In summary, the petitioners assert that the District Registrar erred by conducting an enquiry in the appeal filed under Section 72, as per the binding precedent set forth by the Apex Court in Avnash Rani & Anr. Vs. Additional Deputy Commissioner-cum-Registrar, Ferozepur & Ors.

Relevant Provisions

the Registration Act, 1908 Related to
Sec. 34 Enquiry before registration by registering officer

 

Judgement

The court has rendered a decision stating that when a lawsuit seeking specific performance of a sale agreement, filed by the intended purchaser, is dismissed, it is contrary to the law for the District Registrar to direct the registration of the sale agreement while disregarding the order of the Civil court. The bench emphasized that during the pendency of the application before the Registrar, the aforementioned lawsuit was dismissed, thereby rendering the Registrar’s decision to order registration of the document contrary to the law.

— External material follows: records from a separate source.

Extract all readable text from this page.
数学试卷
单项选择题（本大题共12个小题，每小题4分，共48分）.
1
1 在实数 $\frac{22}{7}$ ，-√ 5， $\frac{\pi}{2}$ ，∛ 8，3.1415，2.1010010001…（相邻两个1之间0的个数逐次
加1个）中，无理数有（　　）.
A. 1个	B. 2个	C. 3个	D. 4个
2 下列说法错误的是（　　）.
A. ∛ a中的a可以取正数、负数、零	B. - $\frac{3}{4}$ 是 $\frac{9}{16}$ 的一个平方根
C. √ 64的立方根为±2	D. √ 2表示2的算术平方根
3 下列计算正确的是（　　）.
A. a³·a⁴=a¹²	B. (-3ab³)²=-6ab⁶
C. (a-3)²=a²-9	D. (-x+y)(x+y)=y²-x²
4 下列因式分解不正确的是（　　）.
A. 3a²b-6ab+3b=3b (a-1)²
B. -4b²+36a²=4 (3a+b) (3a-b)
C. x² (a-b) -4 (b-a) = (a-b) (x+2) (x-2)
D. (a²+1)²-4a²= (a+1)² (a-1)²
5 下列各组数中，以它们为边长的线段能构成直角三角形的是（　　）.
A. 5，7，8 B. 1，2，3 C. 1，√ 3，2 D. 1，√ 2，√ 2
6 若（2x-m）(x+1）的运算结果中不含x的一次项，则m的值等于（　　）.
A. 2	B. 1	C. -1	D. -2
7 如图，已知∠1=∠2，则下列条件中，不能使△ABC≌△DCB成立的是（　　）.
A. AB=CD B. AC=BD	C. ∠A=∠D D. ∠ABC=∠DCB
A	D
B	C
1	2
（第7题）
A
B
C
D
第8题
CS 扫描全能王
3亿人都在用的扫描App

In the present case, respondent No.3 approached the Sub-Registrar for the registration of a document, but the Sub-Registrar declined to register it. In response, respondent No.3 filed an application before the Registrar under Section 73 of the Registration Act. However, it is pertinent to note that during the pendency of this application before the Registrar, the lawsuit in question was dismissed. Consequently, the court concluded that the Registrar’s decision to direct the registration of the document was in violation of the law, and the invocation of the Registrar’s jurisdiction lacked good faith, particularly in light of the Civil court’s decree.

In essence, the court held that when a lawsuit seeking specific performance is dismissed, it is unlawful for the Registrar to order the registration of the sale agreement. The Registrar’s decision must be in conformity with the law, and any invocation of the Registrar’s jurisdiction should be made in good faith, considering the existence of a decree by the Civil court.